Posted by kahea at Aug 06, 2008 04:42 PM |

From Evan:

The passage of the Declaration on the Rights of Indigenous Peoples (“Declaration”) late last year by the UN General Assembly was a historic and monumental step by the global community in recognizing the claims of all indigenous people. Native Hawaiians, the original and continuous inhabitants of the islands of Hawai`i, derive specific rights from the force of this international Declaration. Here are a few excerpts from the Declaration that our readers may find pertinent.

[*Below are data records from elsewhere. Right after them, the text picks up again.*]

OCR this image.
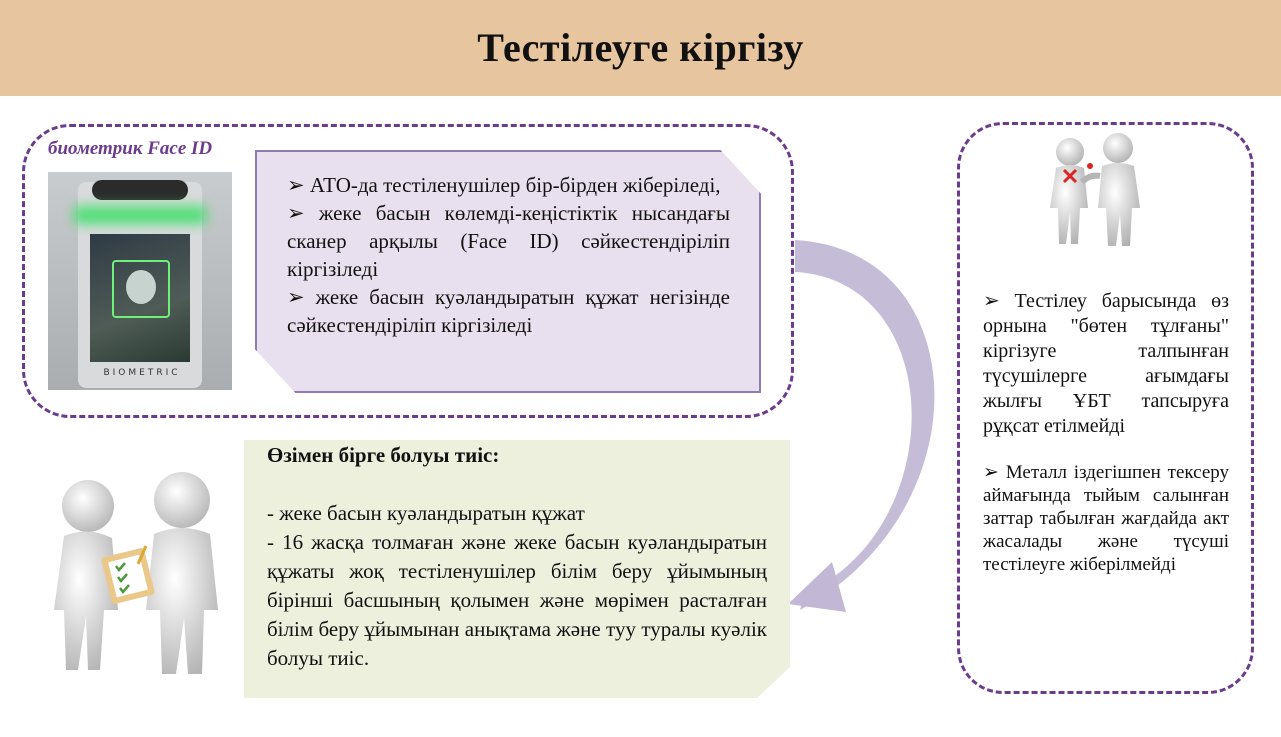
Тестілеуге кіргізу
биометрик Face ID
BIOMETRIC

➢ АТО-да тестіленушілер бір-бірден жіберіледі,

➢ жеке басын көлемді-кеңістіктік нысандағы сканер арқылы (Face ID) сәйкестендіріліп кіргізіледі

➢ жеке басын куәландыратын құжат негізінде сәйкестендіріліп кіргізіледі

Өзімен бірге болуы тиіс:

- жеке басын куәландыратын құжат

- 16 жасқа толмаған және жеке басын куәландыратын құжаты жоқ тестіленушілер білім беру ұйымының бірінші басшының қолымен және мөрімен расталған білім беру ұйымынан анықтама және туу туралы куәлік болуы тиіс.

➢ Тестілеу барысында өз орнына "бөтен тұлғаны" кіргізуге талпынған түсушілерге ағымдағы жылғы ҰБТ тапсыруға рұқсат етілмейді

➢ Металл іздегішпен тексеру аймағында тыйым салынған заттар табылған жағдайда акт жасалады және түсуші тестілеуге жіберілмейді
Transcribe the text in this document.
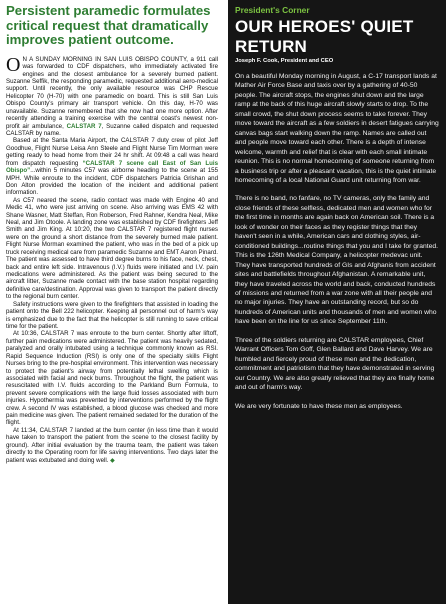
Persistent paramedic formulates critical request that dramatically improves patient outcome.

ON A SUNDAY MORNING IN SAN LUIS OBISPO COUNTY, a 911 call was forwarded to CDF dispatchers, who immediately activated fire engines and the closest ambulance for a severely burned patient. Suzanne Seffik, the responding paramedic, requested additional aero-medical support. Until recently, the only available resource was CHP Rescue Helicopter 70 (H-70) with one paramedic on board. This is still San Luis Obispo County's primary air transport vehicle. On this day, H-70 was unavailable. Suzanne remembered that she now had one more option. After recently attending a training exercise with the central coast's newest non-profit air ambulance, CALSTAR 7, Suzanne called dispatch and requested CALSTAR by name.

Based at the Santa Maria Airport, the CALSTAR 7 duty crew of pilot Jeff Goodhue, Flight Nurse Leisa Ann Steele and Flight Nurse Tim Morman were getting ready to head home from their 24 hr shift. At 09:48 a call was heard from dispatch requesting “CALSTAR 7 scene call East of San Luis Obispo”...within 5 minutes C57 was airborne heading to the scene at 155 MPH. While enroute to the incident, CDF dispatchers Patricia Grishan and Don Alton provided the location of the incident and additional patient information.

As C57 neared the scene, radio contact was made with Engine 40 and Medic 41, who were just arriving on scene. Also arriving was EMS 42 with Shane Wasner, Matt Steffan, Ron Roberson, Fred Rahner, Kendra Neal, Mike Neal, and Jim Otoole. A landing zone was established by CDF firefighters Jeff Smith and Jim King. At 10:20, the two CALSTAR 7 registered flight nurses were on the ground a short distance from the severely burned male patient. Flight Nurse Morman examined the patient, who was in the bed of a pick up truck receiving medical care from paramedic Suzanne and EMT Aaron Pinard. The patient was assessed to have third degree burns to his face, neck, chest, back and entire left side. Intravenous (I.V.) fluids were initiated and I.V. pain medications were administered. As the patient was being secured to the aircraft litter, Suzanne made contact with the base station hospital regarding definitive care/destination. Approval was given to transport the patient directly to the regional burn center.

Safety instructions were given to the firefighters that assisted in loading the patient onto the Bell 222 helicopter. Keeping all personnel out of harm's way is emphasized due to the fact that the helicopter is still running to save critical time for the patient.

At 10:36, CALSTAR 7 was enroute to the burn center. Shortly after liftoff, further pain medications were administered. The patient was heavily sedated, paralyzed and orally intubated using a technique commonly known as RSI. Rapid Sequence Induction (RSI) is only one of the specialty skills Flight Nurses bring to the pre-hospital environment. This intervention was necessary to protect the patient's airway from potentially lethal swelling which is associated with facial and neck burns. Throughout the flight, the patient was resuscitated with I.V. fluids according to the Parkland Burn Formula, to prevent severe complications with the large fluid losses associated with burn injuries. Hypothermia was prevented by interventions performed by the flight crew. A second IV was established, a blood glucose was checked and more pain medicine was given. The patient remained sedated for the duration of the flight.

At 11:34, CALSTAR 7 landed at the burn center (in less time than it would have taken to transport the patient from the scene to the closest facility by ground). After initial evaluation by the trauma team, the patient was taken directly to the Operating room for life saving interventions. Two days later the patient was extubated and doing well. ◆

President's Corner

OUR HEROES' QUIET RETURN

Joseph F. Cook, President and CEO

On a beautiful Monday morning in August, a C-17 transport lands at Mather Air Force Base and taxis over by a gathering of 40-50 people. The aircraft stops, the engines shut down and the large ramp at the back of this huge aircraft slowly starts to drop. To the small crowd, the shut down process seems to take forever. They move toward the aircraft as a few soldiers in desert fatigues carrying canvas bags start walking down the ramp. Names are called out and people move toward each other. There is a depth of intense welcome, warmth and relief that is clear with each small intimate reunion. This is no normal homecoming of someone returning from a business trip or after a pleasant vacation, this is the quiet intimate homecoming of a local National Guard unit returning from war.

There is no band, no fanfare, no TV cameras, only the family and close friends of these selfless, dedicated men and women who for the first time in months are again back on American soil. There is a look of wonder on their faces as they register things that they haven't seen in a while, American cars and clothing styles, air-conditioned buildings...routine things that you and I take for granted. This is the 126th Medical Company, a helicopter medevac unit. They have transported hundreds of GIs and Afghanis from accident sites and battlefields throughout Afghanistan. A remarkable unit, they have traveled across the world and back, conducted hundreds of missions and returned from a war zone with all their people and no major injuries. They have an outstanding record, but so do hundreds of American units and thousands of men and women who have been on the line for us since September 11th.

Three of the soldiers returning are CALSTAR employees, Chief Warrant Officers Tom Goff, Glen Ballard and Dave Harvey. We are humbled and fiercely proud of these men and the dedication, commitment and patriotism that they have demonstrated in serving our Country. We are also greatly relieved that they are finally home and out of harm's way.

We are very fortunate to have these men as employees.
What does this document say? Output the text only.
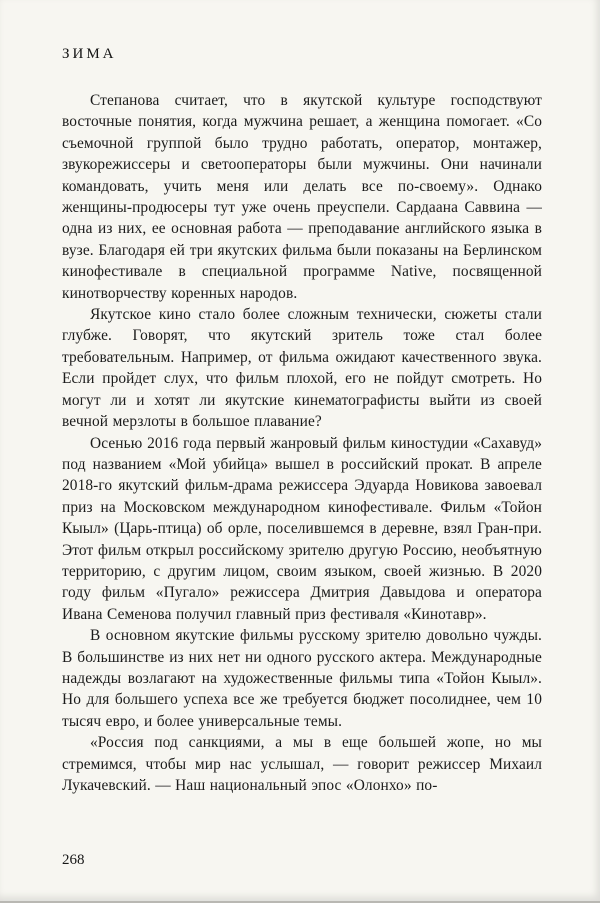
ЗИМА

Степанова считает, что в якутской культуре господствуют восточные понятия, когда мужчина решает, а женщина помогает. «Со съемочной группой было трудно работать, оператор, монтажер, звукорежиссеры и светооператоры были мужчины. Они начинали командовать, учить меня или делать все по-своему». Однако женщины-продюсеры тут уже очень преуспели. Сардаана Саввина — одна из них, ее основная работа — преподавание английского языка в вузе. Благодаря ей три якутских фильма были показаны на Берлинском кинофестивале в специальной программе Native, посвященной кинотворчеству коренных народов.

Якутское кино стало более сложным технически, сюжеты стали глубже. Говорят, что якутский зритель тоже стал более требовательным. Например, от фильма ожидают качественного звука. Если пройдет слух, что фильм плохой, его не пойдут смотреть. Но могут ли и хотят ли якутские кинематографисты выйти из своей вечной мерзлоты в большое плавание?

Осенью 2016 года первый жанровый фильм киностудии «Сахавуд» под названием «Мой убийца» вышел в российский прокат. В апреле 2018-го якутский фильм-драма режиссера Эдуарда Новикова завоевал приз на Московском международном кинофестивале. Фильм «Тойон Кыыл» (Царь-птица) об орле, поселившемся в деревне, взял Гран-при. Этот фильм открыл российскому зрителю другую Россию, необъятную территорию, с другим лицом, своим языком, своей жизнью. В 2020 году фильм «Пугало» режиссера Дмитрия Давыдова и оператора Ивана Семенова получил главный приз фестиваля «Кинотавр».

В основном якутские фильмы русскому зрителю довольно чужды. В большинстве из них нет ни одного русского актера. Международные надежды возлагают на художественные фильмы типа «Тойон Кыыл». Но для большего успеха все же требуется бюджет посолиднее, чем 10 тысяч евро, и более универсальные темы.

«Россия под санкциями, а мы в еще большей жопе, но мы стремимся, чтобы мир нас услышал, — говорит режиссер Михаил Лукачевский. — Наш национальный эпос «Олонхо» по-

268
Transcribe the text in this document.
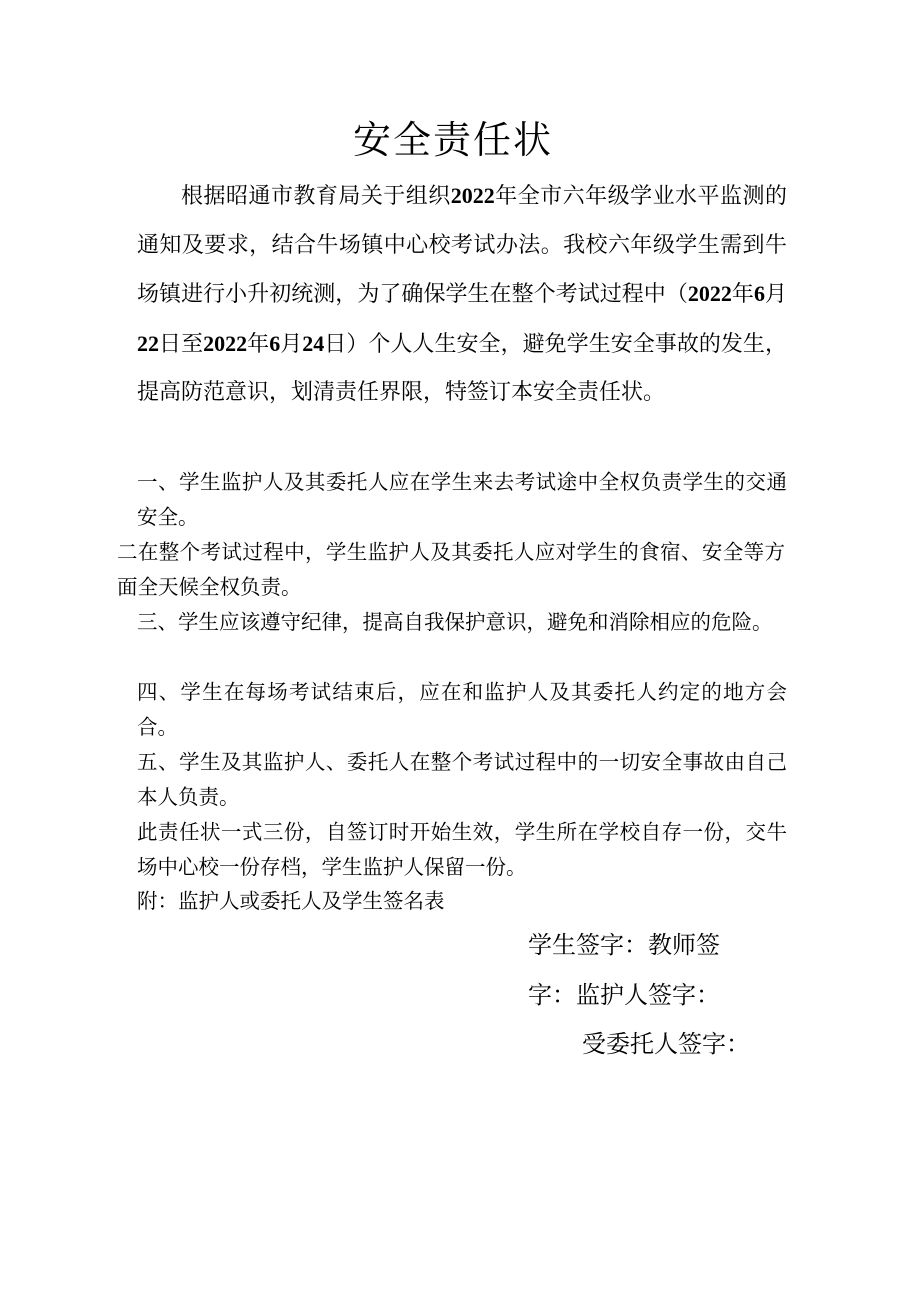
安全责任状

根据昭通市教育局关于组织2022年全市六年级学业水平监测的通知及要求，结合牛场镇中心校考试办法。我校六年级学生需到牛场镇进行小升初统测，为了确保学生在整个考试过程中（2022年6月22日至2022年6月24日）个人人生安全，避免学生安全事故的发生，提高防范意识，划清责任界限，特签订本安全责任状。

一、学生监护人及其委托人应在学生来去考试途中全权负责学生的交通安全。

二在整个考试过程中，学生监护人及其委托人应对学生的食宿、安全等方面全天候全权负责。

三、学生应该遵守纪律，提高自我保护意识，避免和消除相应的危险。

四、学生在每场考试结束后，应在和监护人及其委托人约定的地方会合。

五、学生及其监护人、委托人在整个考试过程中的一切安全事故由自己本人负责。

此责任状一式三份，自签订时开始生效，学生所在学校自存一份，交牛场中心校一份存档，学生监护人保留一份。

附：监护人或委托人及学生签名表

学生签字：教师签

字：监护人签字：

受委托人签字：
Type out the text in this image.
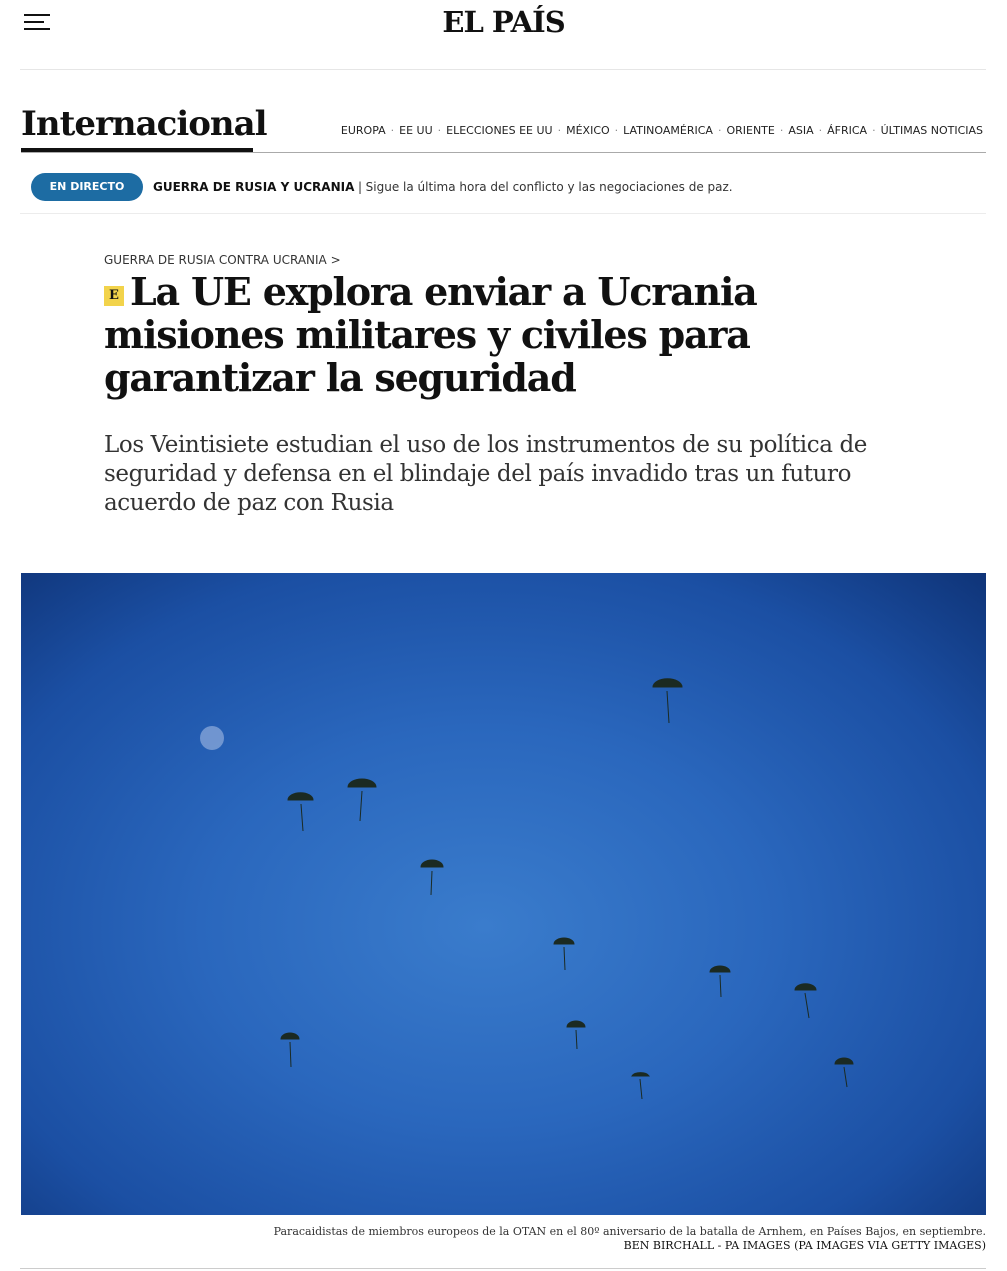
EL PAÍS
Internacional	EUROPA · EE UU · ELECCIONES EE UU · MÉXICO · LATINOAMÉRICA · ORIENTE · ASIA · ÁFRICA · ÚLTIMAS NOTICIAS
EN DIRECTO	GUERRA DE RUSIA Y UCRANIA | Sigue la última hora del conflicto y las negociaciones de paz.
GUERRA DE RUSIA CONTRA UCRANIA >
E La UE explora enviar a Ucrania misiones militares y civiles para garantizar la seguridad

Los Veintisiete estudian el uso de los instrumentos de su política de seguridad y defensa en el blindaje del país invadido tras un futuro acuerdo de paz con Rusia

Paracaidistas de miembros europeos de la OTAN en el 80º aniversario de la batalla de Arnhem, en Países Bajos, en septiembre.
BEN BIRCHALL - PA IMAGES (PA IMAGES VIA GETTY IMAGES)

Article 1 of the Declaration mandates:
Indigenous people have the right to the full enjoyment, as a collective or as individuals, of all human rights and fundamental freedoms as recognized in the Charter of the United Nations, the Universal Declaration of Human Rights and international human rights law.

Article 26 of the Declaration mandates:
1. Indigenous peoples have the right to the lands, territories, and resources which they have traditionally owned, occupied or otherwise used or acquired.

2. Indigenous peoples have the right to own, use, develop, and control the lands, territories and resources that they possess by reason of traditional ownership or other traditional occupation or use, as well as those which they have otherwise acquired.

3. States shall give legal recognition and protection to these lands, territories and resources. Such recognition shall be conducted with due respect to the customs, traditions, and land tenure systems of the indigenous peoples concerned.

According to the United Nations Permanent Forum on Indigenous Issues, “the Declaration outlaws discrimination against indigenous peoples, promotes their full and effective participation in all matters that effect them, as well as their right to remain distinct and to pursue their own visions of economic and social development.” International Human Rights scholar and Native Hawaiian attorney Mililani Trask explained, “although it is not a binding treaty, it is a statement of intent and understanding intended to support and expand upon the body of international human rights law as it affects indigenous people.”

Although the Declaration passed the United Nations General Assembly by an overwhelming majority of 143 nations in favor, four against, and eleven abstentions, the United States along with Australia, Canada, and New Zealand, comprised the only four votes in opposition. Nonetheless, the United States is party to many international treaties that recognize the ability of groups to sustain their cultural identities including: the International Covenant on Civil and Political Rights (“ICCPR”), which the United States and 144 other nations have ratified, the International Convention on the Elimination of All Forms of Racial Discrimination (“ICEARD”), ratified by 155 nations including the United States, and the Charter of the Organization of American States (“OAS”), ratified by the United States and 34 other nations. Article VI, clause 2 of the U.S. Constitution mandates that treaties ratified by the United States are part of the supreme law of the land and thus, binding.